Peaks and Pints Pilot Program: Wine Barrels On The Fly

Mirage Ray

5% ABV

Mike Dempster opened Mirage Beer in the Seattle South Park neighborhood, south of Georgetown, in November 2017. He earned his chops brewing at Greenpoint Beer Works in Brooklyn, Buoy Beer Co. in Astoria, and Wingman Brewers in Tacoma where he helped Peaks & Pints brew a recreation of Bert Grant’s Perfect Porter called Perfect Proctor Porter for our opening day, Nov. 1, 2016. Even though Mirage is currently building a new permanent home in Ballard, this beer began in the Winter of 2020 with a base of spontaneously inoculated wort brewed in the methode traditionnelle and fermented in freshly emptied Cabernet Sauvignon puncheons. In the Spring of 2021, it was blended with a saison brewed with aged hops that spent 36 months in freshly emptied Pinot Noir barrels. It’s naturally conditioned in the bottle with Brettanomyces.

de Garde Ivy

6% ABV

De Garde Brewing brews their Ivy wild ale with 100-percent regionally grown pale malted barley. In the kettle, it sees both 3- to 4-year aged whole leaf hops, as well as pellet hops from the most recent harvest — both grown in Oregon. One malt, one hop, Tillamook water, and 2 years in neutral wine puncheons. They choose from these barrels a blend that is funky, but not too funky, tart, but not too sour. Complex, but still hedonistic.

Cascade Apricot 2021

7.1% ABV

Cascade Brewing’s Apricot 2021 is a blend of sour blond ales aged in oak wine barrels for up to 14 months, then naturally fermented with Northwest-grown apricots and aged on the fruit of the first and longest-running blends in our portfolio, Apricot has become a quintessential part of Cascade Brewing’s identity as a producer of Northwest sour ales, including the Apricot 2019 version on tap at Peaks & Pints.

The Ale Apothecary Orobas

7.75% ABV

Fermented with equal parts barley and honey, honoring the early, mystical root of brewing, The Ale Apothecary adds raw honey to Orobas’ wort in barrels for wild yeast to start fermentation. After 22 months the wild ale is transferred into barrels of Pinot Noir grape pomace from Domaine Drouhin for 7 months.  The result is a 100 percent naturally carbonated wild ale with honey made with 100 percent Oregon ingredients for a dry, grape, and floral sour ale with a tannic bite.

7 Seas Tripel Delight

10.4% ABV

Founders Mike Runion and Travis Guterson opened 7 Seas Brewing in 2008, but a fire in January 2009 at the original downtown Gig Harbor address meant the two young beer makers and co-owners had to relocate.

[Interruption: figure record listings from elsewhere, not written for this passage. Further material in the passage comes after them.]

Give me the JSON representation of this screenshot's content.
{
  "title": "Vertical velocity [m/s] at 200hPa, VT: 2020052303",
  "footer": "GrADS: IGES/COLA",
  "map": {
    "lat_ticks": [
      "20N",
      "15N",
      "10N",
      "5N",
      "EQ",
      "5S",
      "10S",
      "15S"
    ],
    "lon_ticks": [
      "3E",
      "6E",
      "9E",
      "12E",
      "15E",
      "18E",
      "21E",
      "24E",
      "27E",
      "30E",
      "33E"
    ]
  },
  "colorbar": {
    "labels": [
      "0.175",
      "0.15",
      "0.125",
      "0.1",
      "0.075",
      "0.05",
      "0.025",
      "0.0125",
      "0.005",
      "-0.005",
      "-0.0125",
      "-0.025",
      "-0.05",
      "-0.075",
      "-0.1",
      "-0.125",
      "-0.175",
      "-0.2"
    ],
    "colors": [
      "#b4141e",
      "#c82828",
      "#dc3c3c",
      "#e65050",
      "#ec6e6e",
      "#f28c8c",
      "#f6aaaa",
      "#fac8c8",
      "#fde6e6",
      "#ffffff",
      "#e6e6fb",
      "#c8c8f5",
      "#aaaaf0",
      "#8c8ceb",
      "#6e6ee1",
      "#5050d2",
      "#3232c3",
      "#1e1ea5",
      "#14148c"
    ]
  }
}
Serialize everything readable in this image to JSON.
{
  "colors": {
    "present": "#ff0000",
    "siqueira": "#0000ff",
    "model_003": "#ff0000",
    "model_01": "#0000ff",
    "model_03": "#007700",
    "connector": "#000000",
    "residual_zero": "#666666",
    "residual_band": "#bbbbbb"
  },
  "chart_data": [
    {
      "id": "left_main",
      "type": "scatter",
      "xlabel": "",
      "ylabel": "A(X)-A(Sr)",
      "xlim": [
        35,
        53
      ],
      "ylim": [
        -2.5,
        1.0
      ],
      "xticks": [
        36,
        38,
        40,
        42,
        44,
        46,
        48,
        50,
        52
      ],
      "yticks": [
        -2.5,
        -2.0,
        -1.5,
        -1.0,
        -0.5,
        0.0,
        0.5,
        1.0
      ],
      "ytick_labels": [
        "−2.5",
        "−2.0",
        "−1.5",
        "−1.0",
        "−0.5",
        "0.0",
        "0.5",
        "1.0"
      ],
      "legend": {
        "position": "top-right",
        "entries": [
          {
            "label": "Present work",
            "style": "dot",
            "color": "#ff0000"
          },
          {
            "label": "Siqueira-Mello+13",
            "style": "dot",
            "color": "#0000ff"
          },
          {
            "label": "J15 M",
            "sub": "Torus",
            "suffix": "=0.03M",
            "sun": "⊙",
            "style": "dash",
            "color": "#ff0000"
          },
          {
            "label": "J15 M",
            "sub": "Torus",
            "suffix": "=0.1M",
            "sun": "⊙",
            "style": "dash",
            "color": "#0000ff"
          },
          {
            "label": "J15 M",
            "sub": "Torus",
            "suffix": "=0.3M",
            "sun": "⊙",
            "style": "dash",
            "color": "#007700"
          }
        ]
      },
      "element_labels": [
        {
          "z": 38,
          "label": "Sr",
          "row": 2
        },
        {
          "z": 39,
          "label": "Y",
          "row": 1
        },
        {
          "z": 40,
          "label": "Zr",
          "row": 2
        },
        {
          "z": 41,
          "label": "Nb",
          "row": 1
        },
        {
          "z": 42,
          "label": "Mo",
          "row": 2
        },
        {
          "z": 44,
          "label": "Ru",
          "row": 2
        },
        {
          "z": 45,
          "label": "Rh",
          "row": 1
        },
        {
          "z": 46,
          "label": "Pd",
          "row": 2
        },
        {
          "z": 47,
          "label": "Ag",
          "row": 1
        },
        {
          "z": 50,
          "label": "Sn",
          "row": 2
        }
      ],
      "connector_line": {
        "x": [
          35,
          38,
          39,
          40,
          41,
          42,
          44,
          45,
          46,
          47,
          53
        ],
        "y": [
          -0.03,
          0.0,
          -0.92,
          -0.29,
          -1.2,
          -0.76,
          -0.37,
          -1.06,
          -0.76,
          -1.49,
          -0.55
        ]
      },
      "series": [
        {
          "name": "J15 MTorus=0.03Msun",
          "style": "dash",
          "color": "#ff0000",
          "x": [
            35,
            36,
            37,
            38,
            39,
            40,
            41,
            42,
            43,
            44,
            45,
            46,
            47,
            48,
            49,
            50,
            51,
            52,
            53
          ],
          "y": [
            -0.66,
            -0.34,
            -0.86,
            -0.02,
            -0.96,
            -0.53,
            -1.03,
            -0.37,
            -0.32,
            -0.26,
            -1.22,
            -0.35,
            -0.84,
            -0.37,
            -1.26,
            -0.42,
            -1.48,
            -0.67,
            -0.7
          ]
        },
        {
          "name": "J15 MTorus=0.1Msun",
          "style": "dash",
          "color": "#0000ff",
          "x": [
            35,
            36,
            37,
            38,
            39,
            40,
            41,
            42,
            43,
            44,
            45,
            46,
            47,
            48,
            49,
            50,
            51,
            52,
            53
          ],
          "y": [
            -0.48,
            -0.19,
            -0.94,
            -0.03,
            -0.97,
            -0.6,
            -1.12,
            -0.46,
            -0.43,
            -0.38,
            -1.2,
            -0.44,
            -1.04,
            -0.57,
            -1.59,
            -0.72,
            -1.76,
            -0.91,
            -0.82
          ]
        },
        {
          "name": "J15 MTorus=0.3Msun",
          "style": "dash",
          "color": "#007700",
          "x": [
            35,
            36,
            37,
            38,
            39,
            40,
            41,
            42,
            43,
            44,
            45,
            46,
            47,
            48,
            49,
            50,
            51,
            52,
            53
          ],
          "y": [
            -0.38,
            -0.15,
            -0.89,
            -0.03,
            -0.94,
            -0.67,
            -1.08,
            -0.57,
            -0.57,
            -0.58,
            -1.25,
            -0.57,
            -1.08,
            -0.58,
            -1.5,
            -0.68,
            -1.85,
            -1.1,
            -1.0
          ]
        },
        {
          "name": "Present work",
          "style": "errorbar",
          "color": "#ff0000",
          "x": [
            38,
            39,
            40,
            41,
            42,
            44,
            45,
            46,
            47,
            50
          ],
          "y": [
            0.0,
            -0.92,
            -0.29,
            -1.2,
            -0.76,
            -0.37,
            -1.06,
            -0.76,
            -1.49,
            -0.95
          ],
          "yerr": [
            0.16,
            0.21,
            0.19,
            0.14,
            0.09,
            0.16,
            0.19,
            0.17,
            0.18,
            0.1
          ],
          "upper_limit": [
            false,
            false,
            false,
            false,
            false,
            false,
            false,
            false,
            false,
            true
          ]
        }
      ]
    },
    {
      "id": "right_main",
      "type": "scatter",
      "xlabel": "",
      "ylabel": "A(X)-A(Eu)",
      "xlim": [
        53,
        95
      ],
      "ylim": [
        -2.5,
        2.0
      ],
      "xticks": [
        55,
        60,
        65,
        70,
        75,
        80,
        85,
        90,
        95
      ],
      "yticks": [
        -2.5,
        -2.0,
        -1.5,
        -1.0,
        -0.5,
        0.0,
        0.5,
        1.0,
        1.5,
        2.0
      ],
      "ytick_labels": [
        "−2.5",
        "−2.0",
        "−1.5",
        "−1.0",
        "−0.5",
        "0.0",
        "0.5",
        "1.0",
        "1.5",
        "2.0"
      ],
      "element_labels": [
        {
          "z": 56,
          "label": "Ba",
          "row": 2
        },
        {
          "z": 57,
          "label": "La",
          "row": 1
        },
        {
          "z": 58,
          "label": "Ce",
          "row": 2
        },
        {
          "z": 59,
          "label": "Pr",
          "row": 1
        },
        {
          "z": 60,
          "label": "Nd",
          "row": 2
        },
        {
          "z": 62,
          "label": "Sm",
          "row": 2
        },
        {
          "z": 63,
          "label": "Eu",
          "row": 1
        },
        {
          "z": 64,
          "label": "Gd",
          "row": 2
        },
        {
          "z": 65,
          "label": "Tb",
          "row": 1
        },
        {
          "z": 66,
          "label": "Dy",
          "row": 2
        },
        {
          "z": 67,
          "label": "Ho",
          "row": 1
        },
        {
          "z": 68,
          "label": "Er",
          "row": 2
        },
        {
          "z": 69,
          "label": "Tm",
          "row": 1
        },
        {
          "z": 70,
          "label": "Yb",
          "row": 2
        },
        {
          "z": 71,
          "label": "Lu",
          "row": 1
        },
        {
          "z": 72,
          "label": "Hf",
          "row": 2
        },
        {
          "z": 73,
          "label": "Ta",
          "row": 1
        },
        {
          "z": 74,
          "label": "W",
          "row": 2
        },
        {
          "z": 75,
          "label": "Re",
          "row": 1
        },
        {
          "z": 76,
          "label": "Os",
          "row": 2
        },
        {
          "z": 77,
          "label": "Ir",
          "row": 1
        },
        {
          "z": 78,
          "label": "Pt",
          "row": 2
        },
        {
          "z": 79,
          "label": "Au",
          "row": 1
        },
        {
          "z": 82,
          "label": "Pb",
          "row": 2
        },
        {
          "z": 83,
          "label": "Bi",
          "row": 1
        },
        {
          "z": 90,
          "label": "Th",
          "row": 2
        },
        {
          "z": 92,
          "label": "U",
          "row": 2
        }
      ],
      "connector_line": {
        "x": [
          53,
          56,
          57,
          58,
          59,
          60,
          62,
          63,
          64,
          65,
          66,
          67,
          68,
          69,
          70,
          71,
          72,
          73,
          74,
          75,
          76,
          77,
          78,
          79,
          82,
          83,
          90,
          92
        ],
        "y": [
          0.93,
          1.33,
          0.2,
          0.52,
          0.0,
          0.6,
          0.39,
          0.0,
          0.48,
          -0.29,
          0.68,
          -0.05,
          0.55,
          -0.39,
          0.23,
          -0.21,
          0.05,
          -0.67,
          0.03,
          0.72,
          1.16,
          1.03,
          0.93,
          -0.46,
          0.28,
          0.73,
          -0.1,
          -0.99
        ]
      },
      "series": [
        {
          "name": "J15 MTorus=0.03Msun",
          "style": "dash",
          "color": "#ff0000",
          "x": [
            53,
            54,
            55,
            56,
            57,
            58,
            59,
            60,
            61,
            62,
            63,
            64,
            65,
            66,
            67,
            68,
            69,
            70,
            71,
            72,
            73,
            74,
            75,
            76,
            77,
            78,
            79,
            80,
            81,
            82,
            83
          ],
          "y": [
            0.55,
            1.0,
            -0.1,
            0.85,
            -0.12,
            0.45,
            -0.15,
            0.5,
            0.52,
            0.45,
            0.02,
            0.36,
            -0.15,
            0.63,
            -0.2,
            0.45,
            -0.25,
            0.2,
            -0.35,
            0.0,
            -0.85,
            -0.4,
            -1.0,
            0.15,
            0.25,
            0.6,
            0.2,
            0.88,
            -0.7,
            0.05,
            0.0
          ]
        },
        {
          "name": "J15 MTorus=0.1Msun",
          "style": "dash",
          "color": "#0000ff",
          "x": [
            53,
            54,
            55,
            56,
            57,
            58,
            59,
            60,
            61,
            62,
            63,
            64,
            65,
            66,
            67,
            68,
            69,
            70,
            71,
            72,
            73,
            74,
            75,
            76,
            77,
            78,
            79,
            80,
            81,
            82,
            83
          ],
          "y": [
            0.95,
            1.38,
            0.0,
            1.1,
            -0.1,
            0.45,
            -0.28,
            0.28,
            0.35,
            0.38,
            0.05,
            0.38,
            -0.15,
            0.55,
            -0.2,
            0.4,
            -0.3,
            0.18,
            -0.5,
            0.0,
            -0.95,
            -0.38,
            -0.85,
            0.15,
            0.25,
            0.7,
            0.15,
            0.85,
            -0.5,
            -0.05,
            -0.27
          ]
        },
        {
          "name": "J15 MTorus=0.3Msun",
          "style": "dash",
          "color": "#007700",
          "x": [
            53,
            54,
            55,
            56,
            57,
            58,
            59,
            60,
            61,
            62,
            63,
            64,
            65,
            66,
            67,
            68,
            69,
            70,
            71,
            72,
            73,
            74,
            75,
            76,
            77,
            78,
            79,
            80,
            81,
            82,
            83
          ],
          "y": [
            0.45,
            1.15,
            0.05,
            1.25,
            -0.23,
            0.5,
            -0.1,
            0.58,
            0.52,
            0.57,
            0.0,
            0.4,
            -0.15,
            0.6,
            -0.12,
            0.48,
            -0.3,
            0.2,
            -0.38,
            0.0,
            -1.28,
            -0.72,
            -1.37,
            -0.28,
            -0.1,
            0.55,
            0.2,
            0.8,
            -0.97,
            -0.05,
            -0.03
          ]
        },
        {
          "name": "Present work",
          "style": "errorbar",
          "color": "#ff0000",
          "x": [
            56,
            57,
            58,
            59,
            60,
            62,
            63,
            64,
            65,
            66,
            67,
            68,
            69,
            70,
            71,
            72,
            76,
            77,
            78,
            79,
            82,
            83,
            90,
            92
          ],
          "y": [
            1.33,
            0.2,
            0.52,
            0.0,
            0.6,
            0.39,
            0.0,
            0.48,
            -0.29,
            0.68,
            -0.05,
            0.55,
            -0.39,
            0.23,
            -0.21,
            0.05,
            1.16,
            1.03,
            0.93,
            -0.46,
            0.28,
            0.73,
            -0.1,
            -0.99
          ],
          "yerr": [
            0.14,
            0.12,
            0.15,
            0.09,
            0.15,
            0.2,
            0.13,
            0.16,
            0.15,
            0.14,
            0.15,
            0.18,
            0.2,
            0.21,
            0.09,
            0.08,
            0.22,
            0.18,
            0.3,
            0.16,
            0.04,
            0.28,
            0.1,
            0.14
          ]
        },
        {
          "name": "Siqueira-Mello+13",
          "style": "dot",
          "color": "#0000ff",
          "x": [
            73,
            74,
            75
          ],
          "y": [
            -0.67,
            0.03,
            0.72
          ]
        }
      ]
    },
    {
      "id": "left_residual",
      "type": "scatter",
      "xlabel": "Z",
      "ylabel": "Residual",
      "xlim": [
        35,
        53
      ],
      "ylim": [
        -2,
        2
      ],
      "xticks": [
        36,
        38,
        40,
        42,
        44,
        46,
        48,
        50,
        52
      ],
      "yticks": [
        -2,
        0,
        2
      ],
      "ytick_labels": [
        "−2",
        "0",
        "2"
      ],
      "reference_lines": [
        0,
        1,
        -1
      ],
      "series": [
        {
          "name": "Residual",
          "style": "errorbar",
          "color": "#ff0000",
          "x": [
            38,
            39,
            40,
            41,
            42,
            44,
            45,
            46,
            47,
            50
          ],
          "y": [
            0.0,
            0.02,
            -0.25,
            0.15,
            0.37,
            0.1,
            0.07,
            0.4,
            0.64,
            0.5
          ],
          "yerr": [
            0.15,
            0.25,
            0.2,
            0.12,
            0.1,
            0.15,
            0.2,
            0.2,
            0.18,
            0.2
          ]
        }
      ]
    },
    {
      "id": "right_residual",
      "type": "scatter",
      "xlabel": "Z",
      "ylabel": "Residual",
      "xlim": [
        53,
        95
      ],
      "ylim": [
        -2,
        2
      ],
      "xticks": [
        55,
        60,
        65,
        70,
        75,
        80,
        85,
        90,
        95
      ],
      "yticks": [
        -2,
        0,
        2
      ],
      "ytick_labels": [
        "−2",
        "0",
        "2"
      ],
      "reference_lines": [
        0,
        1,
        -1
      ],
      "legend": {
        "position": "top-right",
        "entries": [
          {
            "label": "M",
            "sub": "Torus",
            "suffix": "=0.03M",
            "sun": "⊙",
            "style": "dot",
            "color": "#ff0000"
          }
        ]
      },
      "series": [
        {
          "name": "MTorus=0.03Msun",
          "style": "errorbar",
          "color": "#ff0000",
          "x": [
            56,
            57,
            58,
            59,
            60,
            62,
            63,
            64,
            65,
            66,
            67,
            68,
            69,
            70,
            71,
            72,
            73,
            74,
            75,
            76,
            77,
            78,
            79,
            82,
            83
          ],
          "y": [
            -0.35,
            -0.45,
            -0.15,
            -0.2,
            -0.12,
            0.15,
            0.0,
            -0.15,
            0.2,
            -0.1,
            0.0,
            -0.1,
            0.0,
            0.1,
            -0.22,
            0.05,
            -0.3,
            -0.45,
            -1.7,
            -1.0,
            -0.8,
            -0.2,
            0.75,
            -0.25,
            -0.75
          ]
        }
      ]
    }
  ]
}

Popularity and growth forced them to move to a larger location back in downtown Gig Harbor, which they eventually closed after opening an 80,000-square-foot expansive taproom and production facility with 10,000 sq. ft. basement for barrel program in downtown Tacoma at a site that once held part of the Heidelberg Brewery. 7 Seas still has a home in Gig Harbor — a waterfront taproom in the former Green Turtle location. Their barrel aged, Trappist-inspired Tripel Delight is conditioned on dried citrus peel and a touch of fresh ginger. Aged for 2 years in port wine barrels, this Belgian style tripel showcases a dried fruit characteristic with subtle caramel flavors leading to a dry, mildly tannic finish.